Für Annett Krüger kam die Nachricht überraschend. Die Berliner Physiotherapeutin hatte fest damit gerechnet, dass sie ihre Praxis nach Ausbruch der Corona-Krise würde schließen müssen. "Schließlich gibt es wenige Berufe, in denen sich Menschen so nahekommen. Wie sollen wir einen Sicherheitsabstand einhalten? Unsere Arbeit ist im wahrsten Sinne des Wortes ein Handwerk, sie lebt doch davon, dass man einen Menschen anfasst, dass man tastet und fühlt", sagt sie.

Doch die Entscheidung lautet anders: Am 22. März verkündete die Bundesregierung, dass Dienstleistungen, die einen engen Kontakt zum Kunden erfordern, bis auf Weiteres verboten werden. Dazu zählen Friseure, Kosmetiker, Tätowiererinnen und Piercer sowie Masseurinnen.

Praxen für Physio-, Ergotherapie oder Logopädie dagegen sollen geöffnet bleiben – zur Aufrechterhaltung der medizinischen Versorgung, wie es offiziell heißt. Physiotherapeuten gelten also als systemrelevant, behandeln dürfen sie allerdings nur solche Fälle, deren Therapie nicht aufgeschoben werden kann. Dazu zählen laut dem Deutschen Verband für Physiotherapie (ZVK) beispielsweise "akute Schmerzsyndrome, neurologische Ausfälle, akute lymphatische Versorgung im Sinne einer komplexen Entstauungstherapie". Diese Liste ist es, die Annett Krüger beunruhigt: "Wir sollen die Praxen offen halten, dürfen aber nur ausgewählte Fälle behandeln. Die machen aber nur einen geringen Prozentsatz der Patienten aus."

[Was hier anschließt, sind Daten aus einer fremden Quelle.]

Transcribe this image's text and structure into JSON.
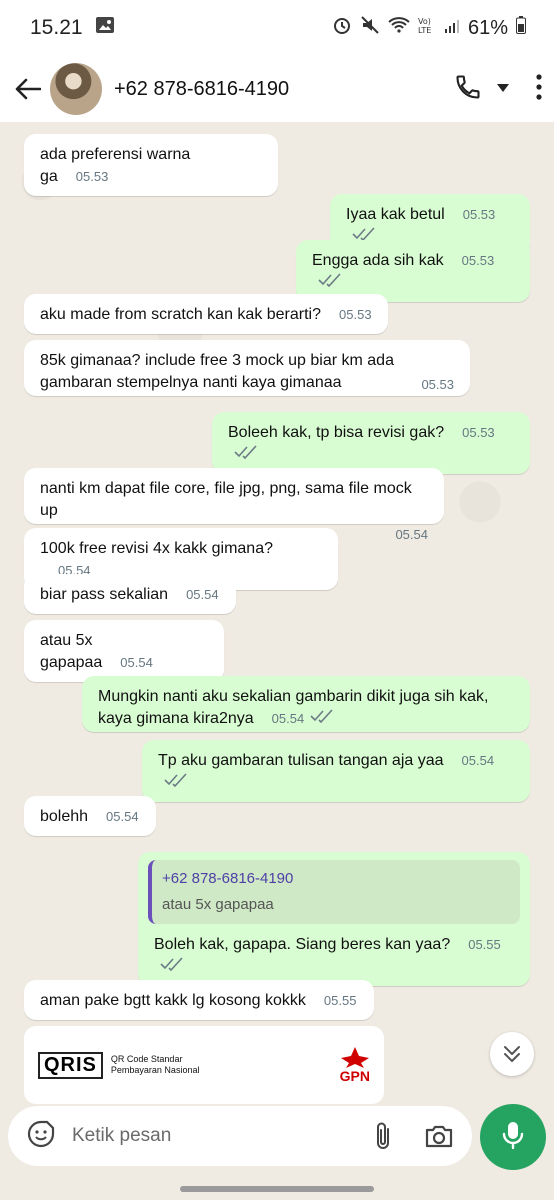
{
  "status_bar": {
    "time": "15.21",
    "battery": "61%"
  },
  "header": {
    "contact_name": "+62 878-6816-4190"
  },
  "messages": [
    {
      "dir": "in",
      "text": "ada preferensi warna ga",
      "time": "05.53"
    },
    {
      "dir": "out",
      "text": "Iyaa kak betul",
      "time": "05.53"
    },
    {
      "dir": "out",
      "text": "Engga ada sih kak",
      "time": "05.53"
    },
    {
      "dir": "in",
      "text": "aku made from scratch kan kak berarti?",
      "time": "05.53"
    },
    {
      "dir": "in",
      "text": "85k gimanaa? include free 3 mock up biar km ada gambaran stempelnya nanti kaya gimanaa",
      "time": "05.53"
    },
    {
      "dir": "out",
      "text": "Boleeh kak, tp bisa revisi gak?",
      "time": "05.53"
    },
    {
      "dir": "in",
      "text": "nanti km dapat file core, file jpg, png, sama file mock up",
      "time": "05.54"
    },
    {
      "dir": "in",
      "text": "100k free revisi 4x kakk gimana?",
      "time": "05.54"
    },
    {
      "dir": "in",
      "text": "biar pass sekalian",
      "time": "05.54"
    },
    {
      "dir": "in",
      "text": "atau 5x gapapaa",
      "time": "05.54"
    },
    {
      "dir": "out",
      "text": "Mungkin nanti aku sekalian gambarin dikit juga sih kak, kaya gimana kira2nya",
      "time": "05.54"
    },
    {
      "dir": "out",
      "text": "Tp aku gambaran tulisan tangan aja yaa",
      "time": "05.54"
    },
    {
      "dir": "in",
      "text": "bolehh",
      "time": "05.54"
    },
    {
      "dir": "out",
      "text": "Boleh kak, gapapa. Siang beres kan yaa?",
      "time": "05.55",
      "reply_to": {
        "name": "+62 878-6816-4190",
        "text": "atau 5x gapapaa"
      }
    },
    {
      "dir": "in",
      "text": "aman pake bgtt kakk lg kosong kokkk",
      "time": "05.55"
    }
  ],
  "qris_card": {
    "logo": "QRIS",
    "subtitle_line1": "QR Code Standar",
    "subtitle_line2": "Pembayaran Nasional",
    "gpn": "GPN"
  },
  "composer": {
    "placeholder": "Ketik pesan"
  },
  "icons": {
    "back": "arrow-left-icon",
    "call": "phone-icon",
    "dropdown": "caret-down-icon",
    "more": "kebab-menu-icon",
    "emoji": "emoji-icon",
    "attach": "paperclip-icon",
    "camera": "camera-icon",
    "mic": "microphone-icon",
    "scroll_down": "double-chevron-down-icon"
  },
  "colors": {
    "incoming_bubble": "#ffffff",
    "outgoing_bubble": "#d9fdd3",
    "chat_background": "#efeae2",
    "mic_button": "#25a461",
    "reply_accent": "#6b4fbb"
  }
}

Hinzu kommt, dass viele andere, die kommen dürften, sich nicht trauen und aus Angst vor Ansteckung ihre Termine absagen. Die Zahl der Patientinnen und Patienten schrumpfe stetig, sagt die 49-Jährige, aktuell verzeichne sie zwischen 70 und 80 Prozent Gehaltseinbußen. Die Konsequenz liegt für Annett Krüger klar auf der Hand: "Wir steuern durch diese Regelung klar auf den finanziellen Ruin zu, denn unsere laufenden Ausgaben gehen ja weiter." Die Miete für ihre Praxisräume im Berliner Bezirk Friedrichshain, Versicherungen, Strom und die Gehälter für ihre drei Mitarbeiterinnen und Mitarbeiter kosten die 49-Jährige jeden Monat mehrere Tausend Euro.

So wie Annett Krüger geht es auch den rund 160.000 anderen Physiotherapeuten in Deutschland: "Die Praxen melden uns aktuell zwischen 50 und 90 Prozent Ausfall", sagt Ute Merz vom Deutschen Verband für Physiotherapie. Die Ausfallquote sei stark abhängig vom Patientenklientel der einzelnen Praxen, so Merz: "Es ist nun Aufgabe der Ärzte und unsere Aufgabe, zu entscheiden, welche Patienten dringend behandelt werden müssen und bei welchen Patienten die Behandlung zunächst hinausgeschoben werden kann.

Der Verband rät seinen Mitgliedern zu erheblichen Vorsichtsmaßnahmen. So schreibt er auf seiner Website, dass Praxisinhaber Mitarbeiterinnen und Mitarbeiter mit Mundschutz und Handschuhen versorgen sollten – und sie anhalten sollten, stark auf Hygiene zu achten. Außerdem sollen Therapien, falls möglich, ohne Körperkontakt durchgeführt werden, in einem Abstand von mehr als 1,5 Metern. Die Behandlungsbank solle mehrfach täglich desinfiziert werden. Gleiches gilt für Toiletten und Waschräume. Falls man die Hygienemaßnahmen nicht mehr einhalten könne, müsse die Praxis eigenständig geschlossen werden, und das ohne Erstattungsansprüche.